Attackers also set fire to churches and police stations across the country for a second day Thursday.
In
the country's second-largest city of Alexandria, Islamist protesters
exchanged gunfire with an anti-Morsi rally, leaving scores injured,
witnesses and security officials said. Attempts to storm police stations
in the southern city of Assiut and northern Sinai city of el-Arish left
at least six policemen dead and others injured.
Ishaq
Ibrahim of the Egyptian Initiative for Personal Rights said his group
had documented at least 39 cases of violence against churches,
monasteries, Coptic schools and shops in different parts of the country
on Wednesday.
Cairo, a city of some 18 million
people, was uncharacteristically quiet Thursday, with only a fraction
of its usually hectic traffic and many stores and government offices
shuttered. Many people hunkered down at home for fear of more violence.
Banks and the stock market were closed.
Fearful
of more violence Friday in response to calls for more protests by both
the Brotherhood and anti-Morsi camps, some main streets were closed and
people in many neighborhoods set up cement blocks and metal barricades.
Residents checked IDs in scenes reminiscent of the 2011 revolution when
vigilante-style groups set up neighborhood watches to prevent looting
and other attacks.
In Cairo's Nasr City
neighborhood, smoke rose from the burned-out Rabaah al-Adawiya mosque
compound that had been the epicenter of support for Morsi, its floor
covered with black debris and nearby trees and grass charred. A
makeshift field hospital was also gutted, its walls blackened and floors
covered in pools of brackish water.
The
turmoil is the latest chapter in a bitter standoff between Morsi's
supporters and the interim leadership that took over the Arab world's
most populous country following a July 3 coup.
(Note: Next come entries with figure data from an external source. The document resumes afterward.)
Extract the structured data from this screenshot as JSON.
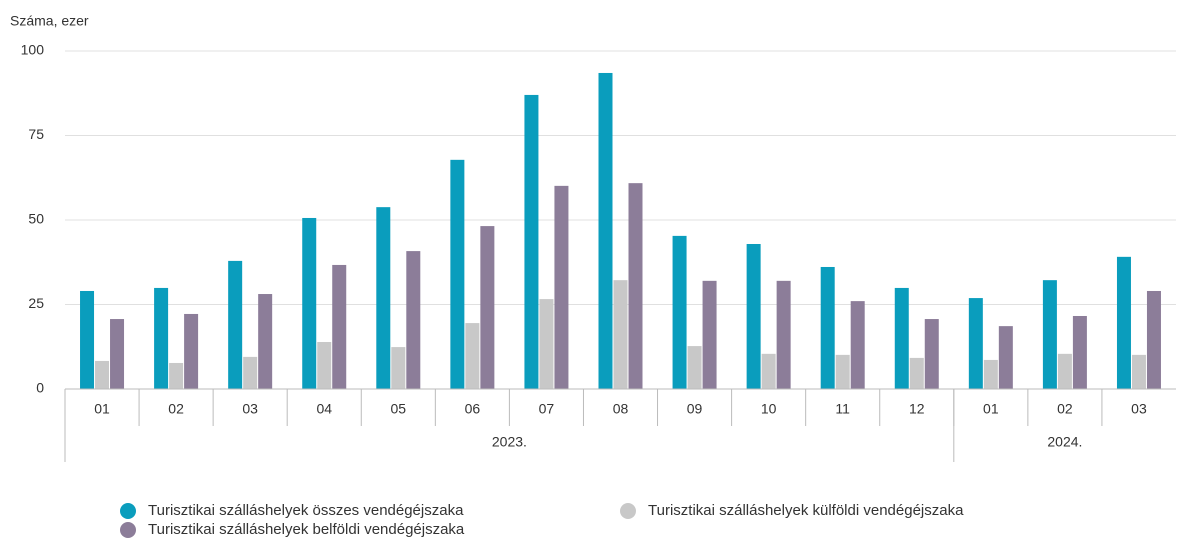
{
  "chart_data": {
    "type": "bar",
    "y_axis_label": "Száma, ezer",
    "categories": [
      "01",
      "02",
      "03",
      "04",
      "05",
      "06",
      "07",
      "08",
      "09",
      "10",
      "11",
      "12",
      "01",
      "02",
      "03"
    ],
    "x_groups": [
      {
        "label": "2023.",
        "count": 12
      },
      {
        "label": "2024.",
        "count": 3
      }
    ],
    "series": [
      {
        "name": "Turisztikai szálláshelyek összes vendégéjszaka",
        "color": "#0a9dbd",
        "values": [
          29.0,
          29.9,
          37.9,
          50.6,
          53.8,
          67.8,
          87.0,
          93.5,
          45.3,
          42.9,
          36.1,
          29.9,
          26.9,
          32.2,
          39.1
        ]
      },
      {
        "name": "Turisztikai szálláshelyek külföldi vendégéjszaka",
        "color": "#c8c8c8",
        "values": [
          8.3,
          7.7,
          9.5,
          13.9,
          12.4,
          19.5,
          26.6,
          32.2,
          12.7,
          10.4,
          10.1,
          9.2,
          8.6,
          10.4,
          10.1
        ]
      },
      {
        "name": "Turisztikai szálláshelyek belföldi vendégéjszaka",
        "color": "#8c7d99",
        "values": [
          20.7,
          22.2,
          28.1,
          36.7,
          40.8,
          48.2,
          60.1,
          60.9,
          32.0,
          32.0,
          26.0,
          20.7,
          18.6,
          21.6,
          29.0
        ]
      }
    ],
    "ylim": [
      0,
      100
    ],
    "yticks": [
      0,
      25,
      50,
      75,
      100
    ],
    "grid": true
  }
}
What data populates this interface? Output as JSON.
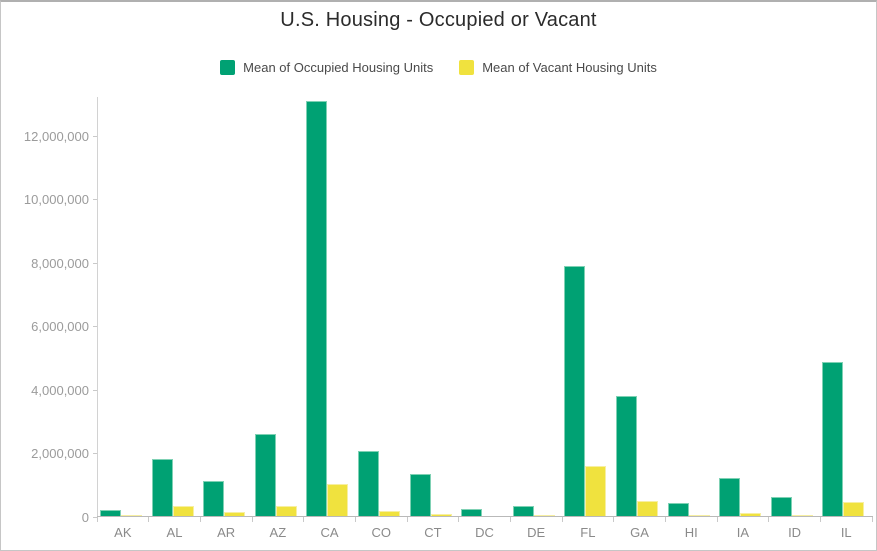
{
  "chart_data": {
    "type": "bar",
    "title": "U.S. Housing - Occupied or Vacant",
    "categories": [
      "AK",
      "AL",
      "AR",
      "AZ",
      "CA",
      "CO",
      "CT",
      "DC",
      "DE",
      "FL",
      "GA",
      "HI",
      "IA",
      "ID",
      "IL"
    ],
    "series": [
      {
        "name": "Mean of Occupied Housing Units",
        "color": "#00a173",
        "border_color": "#7fd1b4",
        "values": [
          230000,
          1840000,
          1130000,
          2610000,
          13100000,
          2070000,
          1360000,
          250000,
          340000,
          7900000,
          3800000,
          430000,
          1230000,
          620000,
          4870000
        ]
      },
      {
        "name": "Mean of Vacant Housing Units",
        "color": "#f0e23e",
        "border_color": "#f7efa1",
        "values": [
          50000,
          340000,
          160000,
          350000,
          1050000,
          190000,
          90000,
          30000,
          60000,
          1600000,
          490000,
          50000,
          140000,
          70000,
          460000
        ]
      }
    ],
    "xlabel": "",
    "ylabel": "",
    "ylim": [
      0,
      13217000
    ],
    "y_ticks": [
      {
        "value": 0,
        "label": "0"
      },
      {
        "value": 2000000,
        "label": "2,000,000"
      },
      {
        "value": 4000000,
        "label": "4,000,000"
      },
      {
        "value": 6000000,
        "label": "6,000,000"
      },
      {
        "value": 8000000,
        "label": "8,000,000"
      },
      {
        "value": 10000000,
        "label": "10,000,000"
      },
      {
        "value": 12000000,
        "label": "12,000,000"
      }
    ],
    "grid": "off",
    "legend_position": "top"
  }
}
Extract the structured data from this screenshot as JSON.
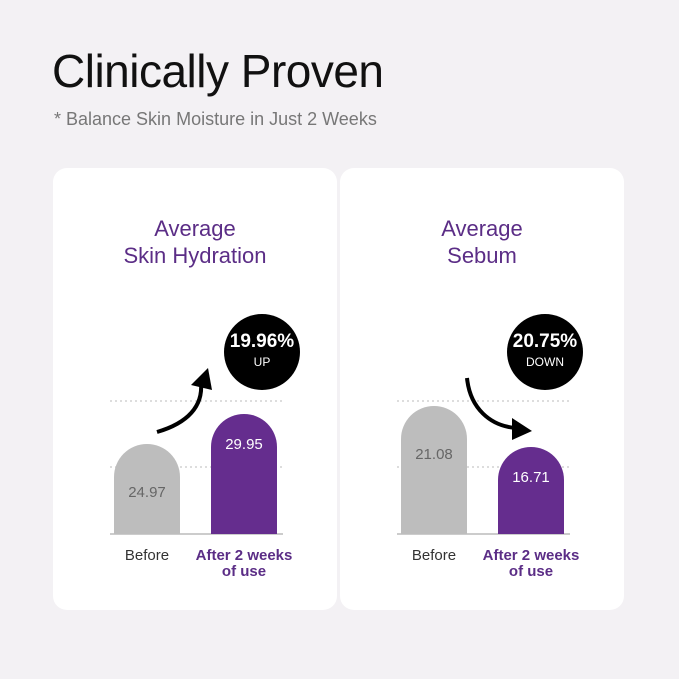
{
  "title": "Clinically Proven",
  "subtitle": "* Balance Skin Moisture in Just 2 Weeks",
  "chart_data": [
    {
      "type": "bar",
      "title": [
        "Average",
        "Skin Hydration"
      ],
      "categories": [
        "Before",
        "After 2 weeks of use"
      ],
      "values": [
        24.97,
        29.95
      ],
      "colors": [
        "#bdbdbd",
        "#652d8e"
      ],
      "ylim": [
        10,
        44
      ],
      "change": "19.96%",
      "change_direction": "UP"
    },
    {
      "type": "bar",
      "title": [
        "Average",
        "Sebum"
      ],
      "categories": [
        "Before",
        "After 2 weeks of use"
      ],
      "values": [
        21.08,
        16.71
      ],
      "colors": [
        "#bdbdbd",
        "#652d8e"
      ],
      "ylim": [
        7.5,
        29.2
      ],
      "change": "20.75%",
      "change_direction": "DOWN"
    }
  ]
}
The military ouster came
after millions of Egyptians took to the streets to demand Morsi step
down, accusing him of giving the Brotherhood undue influence and failing
to implement vital reforms or bolster the ailing economy.
Morsi
has been held at an undisclosed location ever since. Other Brotherhood
leaders, including several arrested Wednesday, have been charged with
inciting violence or conspiring in the killing of protesters.
The
Brotherhood has spent most of its 85 years as an outlawed group or
enduring crackdowns by successive governments. The latest developments
could provide authorities with the grounds to once again declare it an
illegal group and consign it to the political wilderness.